Arbitrary pod specification can be given both for the scheduler and the worker.

from dask_k8 import DaskCluster

cluster = DaskCluster(namespace="dhlab", cluster_id="seguin-0", worker_pod_spec="""
  containers:
    - image: daskdev/dask:latest
      args: [dask-worker, $(DASK_SCHEDULER_ADDRESS), --nthreads, '1', --no-bokeh, --memory-limit, 4GB, --death-timeout, '60']
      imagePullPolicy: Always
      name: dask-worker
      env:
        - name: POD_IP
          valueFrom:
            fieldRef:
              fieldPath: status.podIP
        - name: POD_NAME
          valueFrom:
            fieldRef:
              fieldPath: metadata.name
        - name: EXTRA_PIP_PACKAGES
          value: s3fs
        - name: EXTRA_CONDA_PACKAGES
          value:
      resources:
        requests:
          cpu: 1
          memory: "4G"
        limits:
          cpu: 1
          memory: "4G"
""")

How does it work?

  • Kubernetes services are started to connect the dask scheduler and its dashboard to the outside of the Kubernetes cluster. They can be seen with kubectl get svc when DaskCluster is running (after calling .create()).
  • Two Kubernetes deployments are created, one for the scheduler and one for the workers. They can be seen with kubectl get deployments.
  • The corresponding pods are automatically managed by Kubernetes and their states can be seen with kubectl get pods.

Project

The 'impresso - Media Monitoring of the Past' project is funded by the Swiss National Science Foundation (SNSF) under grant number CRSII5_173719 (Sinergia program). The project aims at developing tools to process and explore large-scale collections of historical newspapers, and at studying the impact of this new tooling on historical research practices. More information at https://impresso-project.ch.

License

Copyright (C) 2020 The impresso team. Contributors to this program include: Benoit Seguin.
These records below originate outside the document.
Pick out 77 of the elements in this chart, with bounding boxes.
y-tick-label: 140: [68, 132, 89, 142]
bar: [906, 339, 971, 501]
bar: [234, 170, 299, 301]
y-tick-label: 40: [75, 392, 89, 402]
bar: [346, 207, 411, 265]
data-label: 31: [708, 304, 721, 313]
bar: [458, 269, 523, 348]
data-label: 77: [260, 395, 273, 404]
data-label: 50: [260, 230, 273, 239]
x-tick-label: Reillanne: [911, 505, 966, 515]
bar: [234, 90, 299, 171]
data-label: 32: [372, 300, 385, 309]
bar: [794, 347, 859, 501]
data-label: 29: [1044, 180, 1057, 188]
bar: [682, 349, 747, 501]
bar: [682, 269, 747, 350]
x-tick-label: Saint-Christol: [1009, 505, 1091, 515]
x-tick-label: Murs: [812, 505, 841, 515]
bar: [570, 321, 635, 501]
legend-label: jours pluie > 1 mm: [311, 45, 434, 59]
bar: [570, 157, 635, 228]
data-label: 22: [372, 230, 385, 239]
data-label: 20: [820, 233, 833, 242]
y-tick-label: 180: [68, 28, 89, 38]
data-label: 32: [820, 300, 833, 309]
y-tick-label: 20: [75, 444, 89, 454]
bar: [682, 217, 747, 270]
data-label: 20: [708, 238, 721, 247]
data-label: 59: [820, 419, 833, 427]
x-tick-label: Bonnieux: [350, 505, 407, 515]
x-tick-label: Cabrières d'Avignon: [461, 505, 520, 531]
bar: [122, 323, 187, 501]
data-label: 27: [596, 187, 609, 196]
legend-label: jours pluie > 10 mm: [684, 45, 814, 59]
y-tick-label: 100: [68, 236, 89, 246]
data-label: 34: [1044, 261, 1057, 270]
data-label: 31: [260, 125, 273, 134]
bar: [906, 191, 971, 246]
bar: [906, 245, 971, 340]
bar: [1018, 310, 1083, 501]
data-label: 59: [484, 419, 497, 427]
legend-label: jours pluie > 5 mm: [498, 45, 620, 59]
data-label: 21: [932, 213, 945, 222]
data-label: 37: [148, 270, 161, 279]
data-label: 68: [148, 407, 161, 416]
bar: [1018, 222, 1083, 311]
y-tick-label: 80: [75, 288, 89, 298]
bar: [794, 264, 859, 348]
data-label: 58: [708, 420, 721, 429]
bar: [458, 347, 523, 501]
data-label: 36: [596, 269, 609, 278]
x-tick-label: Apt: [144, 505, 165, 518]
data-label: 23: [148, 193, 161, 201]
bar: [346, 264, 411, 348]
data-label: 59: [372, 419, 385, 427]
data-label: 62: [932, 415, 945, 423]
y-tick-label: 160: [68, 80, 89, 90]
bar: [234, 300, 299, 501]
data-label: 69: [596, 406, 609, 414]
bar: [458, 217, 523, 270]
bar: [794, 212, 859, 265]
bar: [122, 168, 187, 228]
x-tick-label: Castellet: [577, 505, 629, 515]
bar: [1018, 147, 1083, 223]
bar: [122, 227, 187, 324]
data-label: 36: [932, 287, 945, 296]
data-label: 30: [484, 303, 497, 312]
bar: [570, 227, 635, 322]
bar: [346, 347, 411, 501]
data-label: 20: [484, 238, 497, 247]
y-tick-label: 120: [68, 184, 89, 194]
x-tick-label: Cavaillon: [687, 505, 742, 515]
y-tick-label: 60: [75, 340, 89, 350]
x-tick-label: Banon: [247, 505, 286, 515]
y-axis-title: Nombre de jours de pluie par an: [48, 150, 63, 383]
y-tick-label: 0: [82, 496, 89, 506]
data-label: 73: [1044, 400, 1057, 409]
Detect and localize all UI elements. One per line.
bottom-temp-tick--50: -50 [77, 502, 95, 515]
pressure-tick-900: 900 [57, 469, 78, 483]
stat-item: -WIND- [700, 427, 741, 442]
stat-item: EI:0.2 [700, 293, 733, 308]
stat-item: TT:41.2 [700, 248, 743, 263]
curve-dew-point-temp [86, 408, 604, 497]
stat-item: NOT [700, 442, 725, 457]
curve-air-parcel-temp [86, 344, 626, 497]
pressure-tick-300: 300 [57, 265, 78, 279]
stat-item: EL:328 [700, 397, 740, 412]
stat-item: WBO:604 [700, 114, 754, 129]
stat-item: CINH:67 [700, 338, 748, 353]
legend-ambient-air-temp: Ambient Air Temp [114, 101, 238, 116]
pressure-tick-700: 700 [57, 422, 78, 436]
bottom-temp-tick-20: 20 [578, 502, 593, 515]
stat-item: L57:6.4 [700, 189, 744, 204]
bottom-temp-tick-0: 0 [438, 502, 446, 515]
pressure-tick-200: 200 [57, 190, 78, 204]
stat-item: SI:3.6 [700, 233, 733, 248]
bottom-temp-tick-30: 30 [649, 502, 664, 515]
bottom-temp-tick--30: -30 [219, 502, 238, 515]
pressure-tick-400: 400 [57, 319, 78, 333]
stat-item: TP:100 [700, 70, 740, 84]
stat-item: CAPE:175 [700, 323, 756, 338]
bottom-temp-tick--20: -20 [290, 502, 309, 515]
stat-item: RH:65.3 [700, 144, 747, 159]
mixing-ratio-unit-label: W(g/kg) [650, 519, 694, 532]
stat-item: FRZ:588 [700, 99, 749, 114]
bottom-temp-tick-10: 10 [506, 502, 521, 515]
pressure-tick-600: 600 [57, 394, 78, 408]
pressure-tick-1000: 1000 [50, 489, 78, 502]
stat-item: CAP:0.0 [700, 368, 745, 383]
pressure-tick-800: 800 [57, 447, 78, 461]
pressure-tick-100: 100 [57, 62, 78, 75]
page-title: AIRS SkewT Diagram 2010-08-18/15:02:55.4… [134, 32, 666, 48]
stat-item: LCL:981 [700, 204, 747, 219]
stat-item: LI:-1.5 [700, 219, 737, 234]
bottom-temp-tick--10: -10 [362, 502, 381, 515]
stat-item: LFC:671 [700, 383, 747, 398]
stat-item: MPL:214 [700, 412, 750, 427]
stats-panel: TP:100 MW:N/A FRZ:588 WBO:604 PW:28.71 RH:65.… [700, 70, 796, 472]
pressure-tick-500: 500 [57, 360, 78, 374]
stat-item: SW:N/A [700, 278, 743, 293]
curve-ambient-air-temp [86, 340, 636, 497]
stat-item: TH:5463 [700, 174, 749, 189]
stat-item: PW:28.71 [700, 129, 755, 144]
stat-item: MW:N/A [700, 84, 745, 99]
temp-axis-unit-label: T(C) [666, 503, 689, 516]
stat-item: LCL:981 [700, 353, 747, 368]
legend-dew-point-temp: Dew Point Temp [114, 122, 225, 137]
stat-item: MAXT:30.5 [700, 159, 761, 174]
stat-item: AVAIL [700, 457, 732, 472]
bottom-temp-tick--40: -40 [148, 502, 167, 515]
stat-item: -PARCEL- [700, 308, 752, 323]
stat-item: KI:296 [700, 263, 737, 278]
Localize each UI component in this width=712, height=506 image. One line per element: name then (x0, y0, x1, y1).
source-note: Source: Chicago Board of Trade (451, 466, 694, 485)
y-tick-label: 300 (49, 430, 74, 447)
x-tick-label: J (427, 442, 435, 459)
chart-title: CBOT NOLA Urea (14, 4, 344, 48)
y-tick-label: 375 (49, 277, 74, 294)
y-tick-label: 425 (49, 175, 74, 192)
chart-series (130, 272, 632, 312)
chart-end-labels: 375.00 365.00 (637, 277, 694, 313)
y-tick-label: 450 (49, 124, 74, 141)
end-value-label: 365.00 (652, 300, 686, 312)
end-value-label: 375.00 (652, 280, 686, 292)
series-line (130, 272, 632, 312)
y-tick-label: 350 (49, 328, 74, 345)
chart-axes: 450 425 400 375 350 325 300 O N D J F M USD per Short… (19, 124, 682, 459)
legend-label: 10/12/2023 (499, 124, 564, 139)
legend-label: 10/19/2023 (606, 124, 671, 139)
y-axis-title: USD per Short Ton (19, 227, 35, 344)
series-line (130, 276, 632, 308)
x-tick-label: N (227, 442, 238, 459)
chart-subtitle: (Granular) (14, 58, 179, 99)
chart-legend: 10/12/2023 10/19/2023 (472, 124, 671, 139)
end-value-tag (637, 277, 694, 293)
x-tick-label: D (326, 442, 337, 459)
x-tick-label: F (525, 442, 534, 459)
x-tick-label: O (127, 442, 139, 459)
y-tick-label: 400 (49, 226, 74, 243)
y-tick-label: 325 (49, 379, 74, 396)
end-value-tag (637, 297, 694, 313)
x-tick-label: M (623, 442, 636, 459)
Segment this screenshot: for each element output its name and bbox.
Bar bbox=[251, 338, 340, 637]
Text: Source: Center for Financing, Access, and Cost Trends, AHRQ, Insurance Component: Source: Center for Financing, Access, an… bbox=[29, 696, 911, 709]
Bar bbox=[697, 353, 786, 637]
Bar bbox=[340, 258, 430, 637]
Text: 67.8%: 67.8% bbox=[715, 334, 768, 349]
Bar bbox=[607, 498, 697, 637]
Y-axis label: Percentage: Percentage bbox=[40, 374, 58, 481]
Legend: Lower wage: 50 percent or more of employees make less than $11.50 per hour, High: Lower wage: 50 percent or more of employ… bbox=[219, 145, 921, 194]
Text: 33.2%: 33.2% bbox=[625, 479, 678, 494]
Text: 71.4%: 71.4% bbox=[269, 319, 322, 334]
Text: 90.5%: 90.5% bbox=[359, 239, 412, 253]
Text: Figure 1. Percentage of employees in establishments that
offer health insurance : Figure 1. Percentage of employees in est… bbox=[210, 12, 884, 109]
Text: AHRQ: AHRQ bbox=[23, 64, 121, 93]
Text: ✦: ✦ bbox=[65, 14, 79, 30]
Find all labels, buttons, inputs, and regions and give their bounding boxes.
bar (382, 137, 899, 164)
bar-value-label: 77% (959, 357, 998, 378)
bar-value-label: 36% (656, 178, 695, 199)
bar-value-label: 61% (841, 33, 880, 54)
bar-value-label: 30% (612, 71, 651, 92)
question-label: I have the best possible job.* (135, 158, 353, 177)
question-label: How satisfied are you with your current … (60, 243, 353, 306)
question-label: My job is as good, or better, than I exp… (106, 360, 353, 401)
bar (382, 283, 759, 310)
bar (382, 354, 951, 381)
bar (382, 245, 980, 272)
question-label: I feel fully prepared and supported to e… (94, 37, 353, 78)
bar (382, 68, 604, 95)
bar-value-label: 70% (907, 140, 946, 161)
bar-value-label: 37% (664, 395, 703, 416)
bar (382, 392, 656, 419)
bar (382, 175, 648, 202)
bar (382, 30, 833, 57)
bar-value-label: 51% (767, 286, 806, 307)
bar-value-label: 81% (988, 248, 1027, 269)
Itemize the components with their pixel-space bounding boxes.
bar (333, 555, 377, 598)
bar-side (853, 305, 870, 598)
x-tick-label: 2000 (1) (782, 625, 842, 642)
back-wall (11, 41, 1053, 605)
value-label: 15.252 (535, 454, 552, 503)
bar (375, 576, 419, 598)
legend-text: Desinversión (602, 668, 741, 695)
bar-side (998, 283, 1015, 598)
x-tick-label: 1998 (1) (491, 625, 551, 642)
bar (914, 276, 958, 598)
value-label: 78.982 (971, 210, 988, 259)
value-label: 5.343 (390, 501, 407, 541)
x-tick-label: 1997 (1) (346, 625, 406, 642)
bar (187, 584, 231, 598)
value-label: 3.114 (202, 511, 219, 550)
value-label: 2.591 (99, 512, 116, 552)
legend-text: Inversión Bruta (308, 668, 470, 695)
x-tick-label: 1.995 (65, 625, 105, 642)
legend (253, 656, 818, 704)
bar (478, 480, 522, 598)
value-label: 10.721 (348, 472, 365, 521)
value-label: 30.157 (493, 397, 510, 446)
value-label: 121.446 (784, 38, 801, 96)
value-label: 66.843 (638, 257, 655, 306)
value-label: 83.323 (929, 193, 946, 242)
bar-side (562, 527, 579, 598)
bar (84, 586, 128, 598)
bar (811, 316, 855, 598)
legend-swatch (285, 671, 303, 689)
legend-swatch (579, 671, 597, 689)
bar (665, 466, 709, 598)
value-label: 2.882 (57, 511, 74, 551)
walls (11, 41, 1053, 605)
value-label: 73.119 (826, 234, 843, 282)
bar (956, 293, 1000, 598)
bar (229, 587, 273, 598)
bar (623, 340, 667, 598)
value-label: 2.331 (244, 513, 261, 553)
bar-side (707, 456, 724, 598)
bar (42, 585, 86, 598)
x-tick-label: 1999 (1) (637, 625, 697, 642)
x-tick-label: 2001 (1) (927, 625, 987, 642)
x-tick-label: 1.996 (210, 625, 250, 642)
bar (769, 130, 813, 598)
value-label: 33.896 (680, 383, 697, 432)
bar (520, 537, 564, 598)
This program is free software: you can redistribute it and/or modify it under the terms of the GNU Affero General Public License as published by the Free Software Foundation, either version 3 of the License, or (at your option) any later version. This program is distributed in the hope that it will be useful, but without any warranty; without even the implied warranty of merchantability or fitness for a particular purpose. See the GNU Affero General Public License for more details.